Indeed, few people seem to be using the term — it appears reserved for the economic-development leaders who coined the phrase, and even they don’t employ it often — and when someone does use it, it seems strange and almost out of place.
Meanwhile, there seem to be very few real success stories that can be attributed to the so-called corridor. Officials struggle to name companies that have come to this region because they were impressed by the numbers put up by the corridor when one aggregates the Springfield and Hartford areas, and other successes need quotation marks around that word.
That includes Northwest Airlines’ flight from Bradley International Airport to Amsterdam, which was launched in part because of those aggregated numbers and amid much fanfare, but was soon discontinued, scheduled for resumption, and then canceled again.

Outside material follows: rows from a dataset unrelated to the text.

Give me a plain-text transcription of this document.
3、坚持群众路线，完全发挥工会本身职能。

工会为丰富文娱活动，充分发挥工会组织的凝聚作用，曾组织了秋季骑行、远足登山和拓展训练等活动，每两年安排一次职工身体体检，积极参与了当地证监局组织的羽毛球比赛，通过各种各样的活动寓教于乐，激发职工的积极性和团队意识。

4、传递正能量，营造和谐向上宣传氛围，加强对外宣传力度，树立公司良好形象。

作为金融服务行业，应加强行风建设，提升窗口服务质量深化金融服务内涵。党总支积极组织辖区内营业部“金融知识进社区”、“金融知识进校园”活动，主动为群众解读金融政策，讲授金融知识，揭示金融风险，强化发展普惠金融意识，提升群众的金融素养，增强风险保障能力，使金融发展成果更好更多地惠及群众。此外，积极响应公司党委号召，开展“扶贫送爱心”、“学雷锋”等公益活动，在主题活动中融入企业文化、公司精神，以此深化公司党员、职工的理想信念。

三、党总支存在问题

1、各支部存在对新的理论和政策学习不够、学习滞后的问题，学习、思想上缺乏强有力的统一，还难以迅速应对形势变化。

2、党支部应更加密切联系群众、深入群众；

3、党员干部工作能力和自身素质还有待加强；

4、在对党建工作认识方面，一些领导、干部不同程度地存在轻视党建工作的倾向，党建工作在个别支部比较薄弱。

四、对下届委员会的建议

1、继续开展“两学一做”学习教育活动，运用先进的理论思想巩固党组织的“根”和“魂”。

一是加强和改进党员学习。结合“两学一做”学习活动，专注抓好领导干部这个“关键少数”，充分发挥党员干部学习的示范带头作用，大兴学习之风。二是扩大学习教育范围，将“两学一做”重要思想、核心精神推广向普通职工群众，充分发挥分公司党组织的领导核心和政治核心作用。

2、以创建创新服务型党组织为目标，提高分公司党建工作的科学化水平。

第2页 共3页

High-speed rail is said to be a program helped along by the formation of the corridor, and another initiative — the Web site internhere.com — has been hailed as a successful corridor-wide effort to keep young people in the region after they graduate from area colleges.
Add it all up, and it doesn’t seem like much for a decade’s work.
But just as Rome wasn’t built in a day, an economic region isn’t built in 10 years — or even 20, by most standards — especially when it isn’t marketed extensively and the last two of the 10 years in question have been part of the worst recession since the 1930s.
In other words, it’s far too early to say with any degree of confidence whether the corridor concept will ultimately be successful.
However, it’s definitely not too early to say that the corridor ultimately makes a great deal of sense, and also that both states need to make much more of a commitment to this region if it is to have chance to successfully compete against the likes of North Carolina’s Research Triangle, Silicon Valley, and other well-established economic regions.
Right now, that commitment, in the form of money with which officials on both sides of the border can market the corridor, just isn’t there, due largely to the toll the recession is taking on state budgets.
When the economy improves and states have more flexibility in their budgets, Massachusetts and Connecticut have to get serious about properly funding the corridor, because the numbers do, indeed, jump off the page when you show them to people. By themselves, the Hartford and Springfield metropolitan areas do not exactly stand out with site selectors, largely because neither one cracks the magic 1 million mark when it comes to population or workforce.
Put them together, and they approach 2 million in population, much of it college education. And then there are those 30-odd colleges and universities that graduate tens of thousands of people (and potential employees) every spring.
And, when marketed aggressively and effectively, Hartford can certainly be seen as much more than the insurance capital of the world, and Springfield can be viewed as more than a manufacturing center long past its prime. They can both be presented as cities with economic diversity and emerging sectors, such as biotech and clean energy.
In short, some patience is needed with the corridor — it took decades for the Research Triangle to emerge, for example — but also some energy, or urgency. The corridor has to become more than a phrase that economic-development leaders and even Mass. Gov. Deval Patrick can throw out (and he has) when the time seems right. It has to be something that people believe in and become committed to.
Otherwise, we might be saying the same thing about this region 30 or 40 years from now.